Final answer:
a. The standard error of the sample mean is $20,000. b. The probability that the sample mean exceeds $616,000 is approximately 21.19%. c. The probability that the sample mean exceeds $592,000 is approximately 34.46%. d. The probability that the sample mean is between $581,000 and $612,000 is approximately 72.57%.
Step-by-step explanation:
a. The standard error of the sample mean can be calculated using the formula:
Standard Error = standard deviation / square root of sample size
Given that the standard deviation is $200,000 and the sample size is 100, the standard error is:
Standard Error = $200,000 / √100 = $200,000 / 10 = $20,000
So, the standard error of the sample mean is $20,000 (rounded to the nearest integer).
b. To calculate the probability that the sample mean exceeds $616,000, we need to convert the sample mean into a z-score. The formula for calculating the z-score is:
z = (sample mean - population mean) / standard error
Given that the population mean is $600,000, the sample mean is $616,000, and the standard error is $20,000, the z-score can be calculated as:
z = ($616,000 - $600,000) / $20,000 = $16,000 / $20,000 = 0.8
Using the standard normal table, we can find the probability associated with a z-score of 0.8. The probability that the sample mean exceeds $616,000 is approximately 0.2119 or 21.19%.
c. To calculate the probability that the sample mean exceeds $592,000, we follow the same steps as in part b. The z-score is calculated as:
z = ($592,000 - $600,000) / $20,000 = -$8,000 / $20,000 = -0.4
Looking up the probability associated with a z-score of -0.4 in the standard normal table, we find that the probability is approximately 0.3446 or 34.46%.
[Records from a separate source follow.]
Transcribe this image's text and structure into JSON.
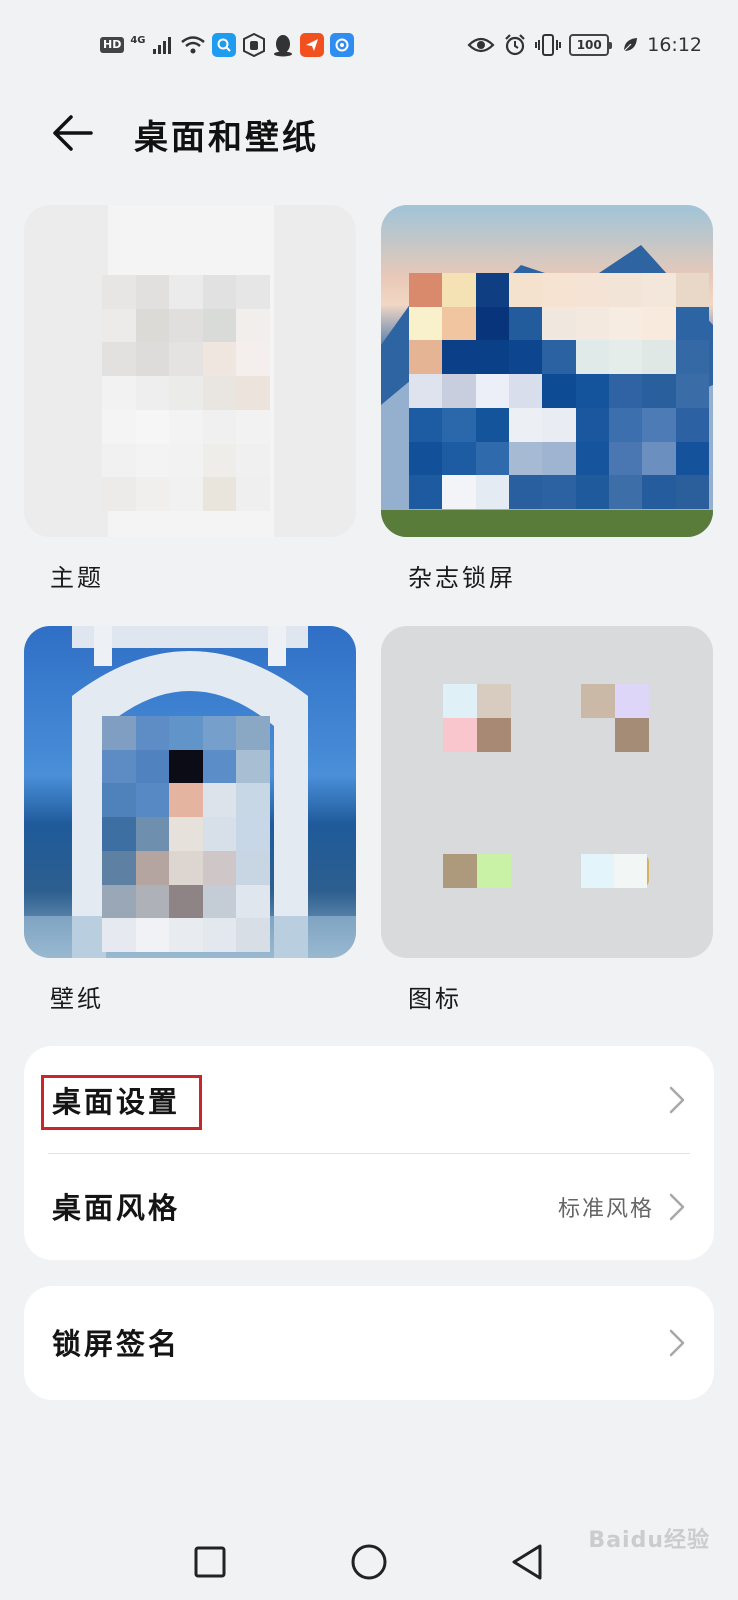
{
  "status_bar": {
    "hd": "HD",
    "network": "4G",
    "battery": "100",
    "time": "16:12",
    "left_icons": [
      "hd-icon",
      "signal-icon",
      "wifi-icon",
      "search-app-icon",
      "hand-app-icon",
      "qq-icon",
      "mail-app-icon",
      "browser-app-icon"
    ],
    "right_icons": [
      "eye-icon",
      "alarm-icon",
      "vibrate-icon",
      "battery-icon",
      "leaf-icon"
    ]
  },
  "header": {
    "title": "桌面和壁纸",
    "back_icon": "arrow-left-icon"
  },
  "tiles": [
    {
      "label": "主题"
    },
    {
      "label": "杂志锁屏"
    },
    {
      "label": "壁纸"
    },
    {
      "label": "图标"
    }
  ],
  "settings": {
    "desktop_settings": "桌面设置",
    "desktop_style": "桌面风格",
    "desktop_style_value": "标准风格",
    "lock_signature": "锁屏签名"
  },
  "nav": {
    "recent_icon": "square-icon",
    "home_icon": "circle-icon",
    "back_icon": "triangle-back-icon"
  },
  "watermark": "Baidu经验",
  "colors": {
    "background": "#f1f2f4",
    "card": "#ffffff",
    "highlight": "#c8262b"
  }
}
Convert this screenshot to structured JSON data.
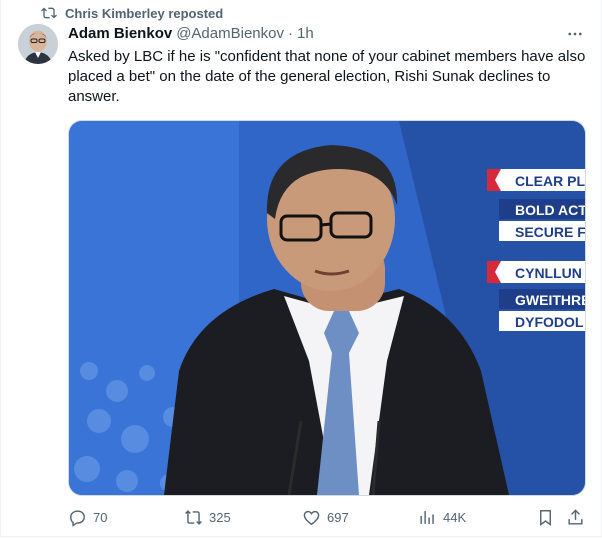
{
  "repost": {
    "label": "Chris Kimberley reposted"
  },
  "tweet": {
    "author_name": "Adam Bienkov",
    "handle": "@AdamBienkov",
    "separator": "·",
    "time": "1h",
    "text": "Asked by LBC if he is \"confident that none of your cabinet members have also placed a bet\" on the date of the general election, Rishi Sunak declines to answer."
  },
  "media": {
    "banner_lines": [
      "CLEAR PLAN",
      "BOLD ACTI",
      "SECURE F",
      "CYNLLUN CL",
      "GWEITHRE",
      "DYFODOL"
    ]
  },
  "actions": {
    "replies": "70",
    "reposts": "325",
    "likes": "697",
    "views": "44K"
  },
  "colors": {
    "secondary_text": "#536471",
    "backdrop_blue": "#2f66c8",
    "panel_blue": "#2552a6",
    "banner_red": "#d62a3a"
  }
}
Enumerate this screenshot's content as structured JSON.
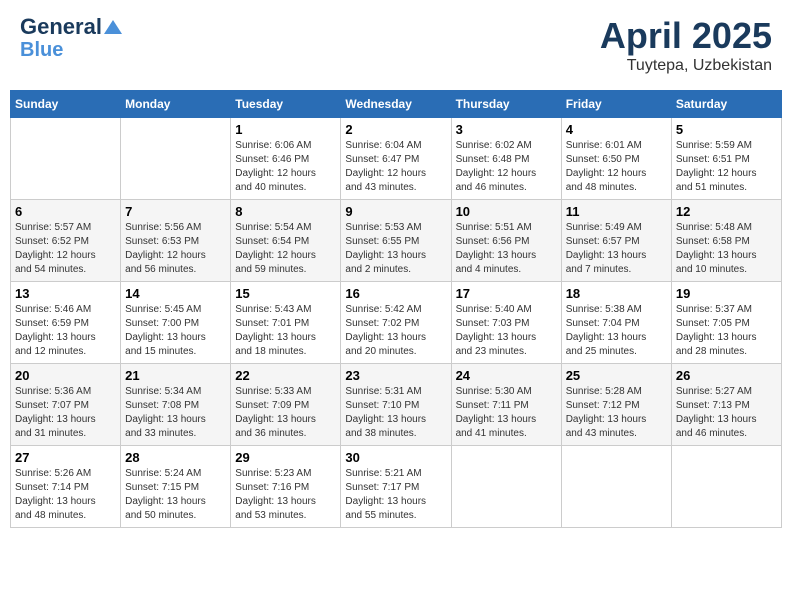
{
  "header": {
    "logo_line1": "General",
    "logo_line2": "Blue",
    "month_title": "April 2025",
    "location": "Tuytepa, Uzbekistan"
  },
  "weekdays": [
    "Sunday",
    "Monday",
    "Tuesday",
    "Wednesday",
    "Thursday",
    "Friday",
    "Saturday"
  ],
  "weeks": [
    [
      {
        "day": "",
        "info": ""
      },
      {
        "day": "",
        "info": ""
      },
      {
        "day": "1",
        "info": "Sunrise: 6:06 AM\nSunset: 6:46 PM\nDaylight: 12 hours\nand 40 minutes."
      },
      {
        "day": "2",
        "info": "Sunrise: 6:04 AM\nSunset: 6:47 PM\nDaylight: 12 hours\nand 43 minutes."
      },
      {
        "day": "3",
        "info": "Sunrise: 6:02 AM\nSunset: 6:48 PM\nDaylight: 12 hours\nand 46 minutes."
      },
      {
        "day": "4",
        "info": "Sunrise: 6:01 AM\nSunset: 6:50 PM\nDaylight: 12 hours\nand 48 minutes."
      },
      {
        "day": "5",
        "info": "Sunrise: 5:59 AM\nSunset: 6:51 PM\nDaylight: 12 hours\nand 51 minutes."
      }
    ],
    [
      {
        "day": "6",
        "info": "Sunrise: 5:57 AM\nSunset: 6:52 PM\nDaylight: 12 hours\nand 54 minutes."
      },
      {
        "day": "7",
        "info": "Sunrise: 5:56 AM\nSunset: 6:53 PM\nDaylight: 12 hours\nand 56 minutes."
      },
      {
        "day": "8",
        "info": "Sunrise: 5:54 AM\nSunset: 6:54 PM\nDaylight: 12 hours\nand 59 minutes."
      },
      {
        "day": "9",
        "info": "Sunrise: 5:53 AM\nSunset: 6:55 PM\nDaylight: 13 hours\nand 2 minutes."
      },
      {
        "day": "10",
        "info": "Sunrise: 5:51 AM\nSunset: 6:56 PM\nDaylight: 13 hours\nand 4 minutes."
      },
      {
        "day": "11",
        "info": "Sunrise: 5:49 AM\nSunset: 6:57 PM\nDaylight: 13 hours\nand 7 minutes."
      },
      {
        "day": "12",
        "info": "Sunrise: 5:48 AM\nSunset: 6:58 PM\nDaylight: 13 hours\nand 10 minutes."
      }
    ],
    [
      {
        "day": "13",
        "info": "Sunrise: 5:46 AM\nSunset: 6:59 PM\nDaylight: 13 hours\nand 12 minutes."
      },
      {
        "day": "14",
        "info": "Sunrise: 5:45 AM\nSunset: 7:00 PM\nDaylight: 13 hours\nand 15 minutes."
      },
      {
        "day": "15",
        "info": "Sunrise: 5:43 AM\nSunset: 7:01 PM\nDaylight: 13 hours\nand 18 minutes."
      },
      {
        "day": "16",
        "info": "Sunrise: 5:42 AM\nSunset: 7:02 PM\nDaylight: 13 hours\nand 20 minutes."
      },
      {
        "day": "17",
        "info": "Sunrise: 5:40 AM\nSunset: 7:03 PM\nDaylight: 13 hours\nand 23 minutes."
      },
      {
        "day": "18",
        "info": "Sunrise: 5:38 AM\nSunset: 7:04 PM\nDaylight: 13 hours\nand 25 minutes."
      },
      {
        "day": "19",
        "info": "Sunrise: 5:37 AM\nSunset: 7:05 PM\nDaylight: 13 hours\nand 28 minutes."
      }
    ],
    [
      {
        "day": "20",
        "info": "Sunrise: 5:36 AM\nSunset: 7:07 PM\nDaylight: 13 hours\nand 31 minutes."
      },
      {
        "day": "21",
        "info": "Sunrise: 5:34 AM\nSunset: 7:08 PM\nDaylight: 13 hours\nand 33 minutes."
      },
      {
        "day": "22",
        "info": "Sunrise: 5:33 AM\nSunset: 7:09 PM\nDaylight: 13 hours\nand 36 minutes."
      },
      {
        "day": "23",
        "info": "Sunrise: 5:31 AM\nSunset: 7:10 PM\nDaylight: 13 hours\nand 38 minutes."
      },
      {
        "day": "24",
        "info": "Sunrise: 5:30 AM\nSunset: 7:11 PM\nDaylight: 13 hours\nand 41 minutes."
      },
      {
        "day": "25",
        "info": "Sunrise: 5:28 AM\nSunset: 7:12 PM\nDaylight: 13 hours\nand 43 minutes."
      },
      {
        "day": "26",
        "info": "Sunrise: 5:27 AM\nSunset: 7:13 PM\nDaylight: 13 hours\nand 46 minutes."
      }
    ],
    [
      {
        "day": "27",
        "info": "Sunrise: 5:26 AM\nSunset: 7:14 PM\nDaylight: 13 hours\nand 48 minutes."
      },
      {
        "day": "28",
        "info": "Sunrise: 5:24 AM\nSunset: 7:15 PM\nDaylight: 13 hours\nand 50 minutes."
      },
      {
        "day": "29",
        "info": "Sunrise: 5:23 AM\nSunset: 7:16 PM\nDaylight: 13 hours\nand 53 minutes."
      },
      {
        "day": "30",
        "info": "Sunrise: 5:21 AM\nSunset: 7:17 PM\nDaylight: 13 hours\nand 55 minutes."
      },
      {
        "day": "",
        "info": ""
      },
      {
        "day": "",
        "info": ""
      },
      {
        "day": "",
        "info": ""
      }
    ]
  ]
}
d. To calculate the probability that the sample mean is between $581,000 and $612,000, we need to calculate the z-scores for both values and find the difference between the two probabilities. The z-score for $581,000 is:
z = ($581,000 - $600,000) / $20,000 = -$19,000 / $20,000 = -0.95
The z-score for $612,000 is:
z = ($612,000 - $600,000) / $20,000 = $12,000 / $20,000 = 0.6
Using the standard normal table, we can find the probabilities associated with these z-scores. The probability that the sample mean is between $581,000 and $612,000 is the difference between these two probabilities, which is approximately 0.7257 or 72.57%.